El presidente cubano Miguel Díaz-Canel (izq.) conversa con su ministro de Comercio Exterior e Inversión Extranjera, Óscar Pérez-Oliva, durante la inauguración de la 40.ª Feria Internacional de La Habana, el 4 de noviembre de 2024. (ERNESTO MASTRASCUSA/POOL/AFP vía Getty Images)Las declaraciones de Pérez-Oliva suponen un cambio potencialmente significativo para la nación comunista, que durante décadas ha restringido estrictamente la propiedad privada y la inversión extranjera.
Las reformas forman parte de un esfuerzo más amplio de La Habana por reactivar su economía en dificultades mediante la creación de lo que Pérez-Oliva denominó un "entorno empresarial dinámico" capaz de atraer capital tanto de inversores extranjeros como de la diáspora cubana.
Este anuncio del régimen cubano ocurre después de que el viernes en la noche se registraran protestas en la ciudad de Morón, ubicada al norte de la provincia de Ciego de Ávila. Luego de varios días con apagón de energía eléctrica, los ciudadanos gritaron "Libertad". Los manifestantes protestaron a las afueras de la Sede del Partido Comunista, sacando algunos muebles y otros objetos a la calle para incendiarlos.
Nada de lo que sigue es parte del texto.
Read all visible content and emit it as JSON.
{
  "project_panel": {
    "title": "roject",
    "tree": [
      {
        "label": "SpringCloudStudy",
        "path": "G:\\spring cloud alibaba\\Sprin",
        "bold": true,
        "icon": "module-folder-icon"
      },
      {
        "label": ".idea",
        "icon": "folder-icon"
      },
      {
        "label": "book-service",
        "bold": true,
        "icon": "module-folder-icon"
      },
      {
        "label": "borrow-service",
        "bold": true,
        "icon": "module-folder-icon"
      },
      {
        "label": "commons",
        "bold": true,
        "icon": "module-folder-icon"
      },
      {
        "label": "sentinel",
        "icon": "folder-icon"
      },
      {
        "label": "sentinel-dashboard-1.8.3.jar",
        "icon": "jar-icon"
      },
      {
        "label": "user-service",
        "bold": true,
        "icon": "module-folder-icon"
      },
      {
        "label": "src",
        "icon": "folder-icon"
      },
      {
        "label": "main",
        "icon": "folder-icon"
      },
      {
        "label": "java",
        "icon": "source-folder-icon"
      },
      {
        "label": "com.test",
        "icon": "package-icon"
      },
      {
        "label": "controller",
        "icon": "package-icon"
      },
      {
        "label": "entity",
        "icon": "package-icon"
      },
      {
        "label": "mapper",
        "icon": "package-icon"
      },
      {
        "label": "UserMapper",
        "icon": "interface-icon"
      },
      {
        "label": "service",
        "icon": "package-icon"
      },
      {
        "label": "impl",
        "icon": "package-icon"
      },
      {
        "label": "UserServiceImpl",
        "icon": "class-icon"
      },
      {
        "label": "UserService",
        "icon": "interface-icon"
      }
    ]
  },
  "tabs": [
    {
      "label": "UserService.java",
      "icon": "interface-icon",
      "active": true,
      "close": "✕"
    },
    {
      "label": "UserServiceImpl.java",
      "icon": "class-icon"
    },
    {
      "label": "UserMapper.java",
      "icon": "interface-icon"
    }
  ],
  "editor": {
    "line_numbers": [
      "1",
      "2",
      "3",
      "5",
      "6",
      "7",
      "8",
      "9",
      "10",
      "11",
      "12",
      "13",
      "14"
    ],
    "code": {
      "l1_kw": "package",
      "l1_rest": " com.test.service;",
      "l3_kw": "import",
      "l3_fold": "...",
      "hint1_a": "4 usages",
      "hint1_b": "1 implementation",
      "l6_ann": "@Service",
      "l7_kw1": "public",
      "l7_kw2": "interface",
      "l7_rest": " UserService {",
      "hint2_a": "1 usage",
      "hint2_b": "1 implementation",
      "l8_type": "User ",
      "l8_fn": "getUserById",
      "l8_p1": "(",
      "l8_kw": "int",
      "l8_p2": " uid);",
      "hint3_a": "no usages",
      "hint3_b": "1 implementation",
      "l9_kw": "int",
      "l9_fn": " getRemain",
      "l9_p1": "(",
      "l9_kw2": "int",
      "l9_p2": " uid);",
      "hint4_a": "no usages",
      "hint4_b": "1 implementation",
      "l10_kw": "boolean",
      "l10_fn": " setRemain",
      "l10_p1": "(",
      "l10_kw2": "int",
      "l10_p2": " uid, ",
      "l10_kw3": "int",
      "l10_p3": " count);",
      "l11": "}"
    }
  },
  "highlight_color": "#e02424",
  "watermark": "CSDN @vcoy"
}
La dictadura cubana intensificó la represión en la isla el 11 de julio de 2021, cuando estallaron protestas pacíficas en diferentes lugares de la isla, de miles de cubanos salieron a las calles espontáneamente exigiendo un cambio en las condiciones de vida.
Ante las manifestaciones, las autoridades cubanas detuvieron a cientos de personas, y durante semanas el gobierno no dio información de su paradero. Los meses siguientes muchos fueron criminalizados con juicios sin el debido proceso, y algunos fueron puestos en libertad progresivamente.
"La acusación de 'propaganda enemiga' y 'grupos contrarrevolucionarios' son conceptos políticos que no tienen una definición clara en el Código Penal y pueden ser utilizados para reprimir a cualquier persona que se oponga al gobierno", dice un comunicado del Observatorio Cubano de Derechos Humanos del 23 de septiembre.
A la fecha, el régimen cubano mantiene 1207 presos políticos, un récord histórico en la represión interna, según el grupo independiente Prisoners Defenders.